Budget, EMS on Tuesday’s agenda

Published 1:39 am Monday, January 2, 2017

The 2017-18 budget proceedings will be a topic of decision at Tuesday’s meeting of the Beaufort County Board of Commissioners.

County Manager Brian Alligood will present a guide through the next several months, to be approved by commissioners, as they take on the task of creating a new budget. According to the schedule, by the end of January, commissioners will have budget packets in hand and outside agency budget request forms will be distributed. The plan calls for the board to sit down to its annual retreat on Feb. 9-10, hammering out county priorities for the next fiscal year. By early March, budgets will be submitted, and the week of March 13, the finance department will take on the task of compiling and reviewing the information to be posted on the county website and officially presented to the board in a special-called meeting on May 15.

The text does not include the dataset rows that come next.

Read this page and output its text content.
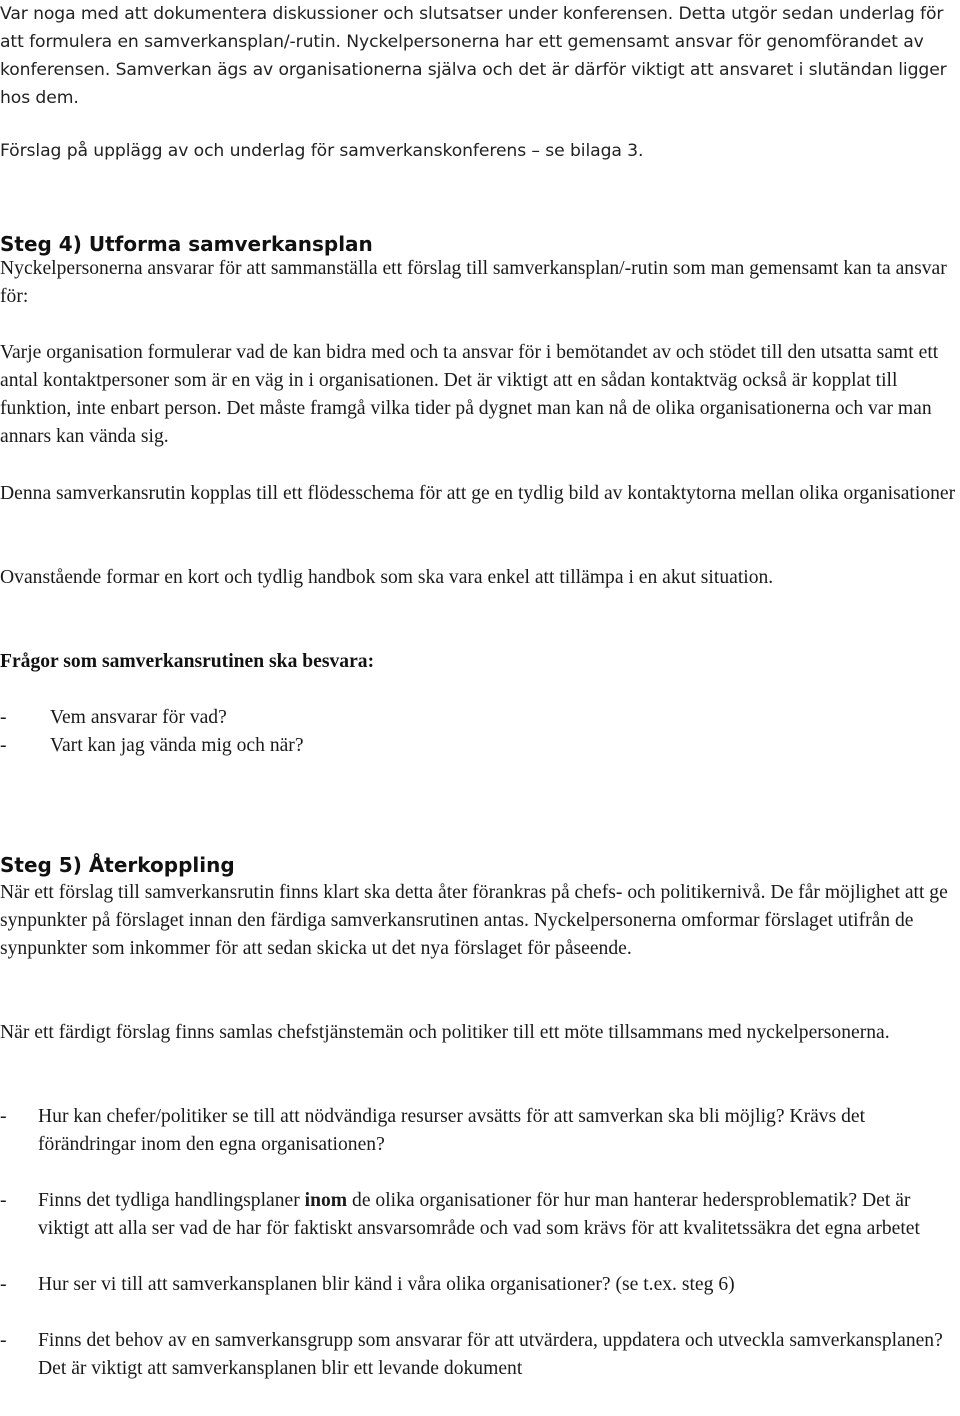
Var noga med att dokumentera diskussioner och slutsatser under konferensen. Detta utgör sedan underlag för att formulera en samverkansplan/-rutin. Nyckelpersonerna har ett gemensamt ansvar för genomförandet av konferensen. Samverkan ägs av organisationerna själva och det är därför viktigt att ansvaret i slutändan ligger hos dem.

Förslag på upplägg av och underlag för samverkanskonferens – se bilaga 3.

Steg 4) Utforma samverkansplan

Nyckelpersonerna ansvarar för att sammanställa ett förslag till samverkansplan/-rutin som man gemensamt kan ta ansvar för:

Varje organisation formulerar vad de kan bidra med och ta ansvar för i bemötandet av och stödet till den utsatta samt ett antal kontaktpersoner som är en väg in i organisationen. Det är viktigt att en sådan kontaktväg också är kopplat till funktion, inte enbart person. Det måste framgå vilka tider på dygnet man kan nå de olika organisationerna och var man annars kan vända sig.

Denna samverkansrutin kopplas till ett flödesschema för att ge en tydlig bild av kontaktytorna mellan olika organisationer

Ovanstående formar en kort och tydlig handbok som ska vara enkel att tillämpa i en akut situation.

Frågor som samverkansrutinen ska besvara:
- Vem ansvarar för vad?
- Vart kan jag vända mig och när?
Steg 5) Återkoppling

När ett förslag till samverkansrutin finns klart ska detta åter förankras på chefs- och politikernivå. De får möjlighet att ge synpunkter på förslaget innan den färdiga samverkansrutinen antas. Nyckelpersonerna omformar förslaget utifrån de synpunkter som inkommer för att sedan skicka ut det nya förslaget för påseende.

När ett färdigt förslag finns samlas chefstjänstemän och politiker till ett möte tillsammans med nyckelpersonerna.

- Hur kan chefer/politiker se till att nödvändiga resurser avsätts för att samverkan ska bli möjlig? Krävs det förändringar inom den egna organisationen?
- Finns det tydliga handlingsplaner inom de olika organisationer för hur man hanterar hedersproblematik? Det är viktigt att alla ser vad de har för faktiskt ansvarsområde och vad som krävs för att kvalitetssäkra det egna arbetet
- Hur ser vi till att samverkansplanen blir känd i våra olika organisationer? (se t.ex. steg 6)
- Finns det behov av en samverkansgrupp som ansvarar för att utvärdera, uppdatera och utveckla samverkansplanen? Det är viktigt att samverkansplanen blir ett levande dokument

Over the following two weeks, commissioners will review and modify the budget during five schedule sessions, according to the schedule. A public hearing will be held during the June regular meeting of the board and final approval is slated for another special-called meeting on June 19, two weeks before the 2017-18 fiscal year begins on July 1.

The board will also vote on Commissioner Hood Richardson’s request to be allowed to give the county manager and finance department direction as to how the budget should be presented: “specifically whether it should be continuing budget or a zero based budget,” the agenda reads.

Richardson also is proposing that the Board recall its earlier decision to end its contract with the City of Washington to cover EMS service for Washington Township, which encompasses the Clark’s Neck and Old Ford fire districts. Since the county’s vote to end the contract, many have expressed concerns about the decision, from city Manager Bobby Roberson’s concerns about the financial impact it will have on the city budget to residents’ concerns that stationing a Beaufort County EMS ambulance at Old Ford Volunteer Fire Department will drastically increase response times to the more populous U.S. Highway 264 corridor west of Washington.

The decision was based on county efforts to make paramedic-level service available to all county residents, according to discussion surrounding the vote. Washington Fire-Rescue-EMS has covered Washington Township for more than two decades.

The Board of Commissioners meeting will be held Tuesday at 5:30 p.m. and is open to the public. The County Administrative Offices are located at 121 W. Third St., Washington.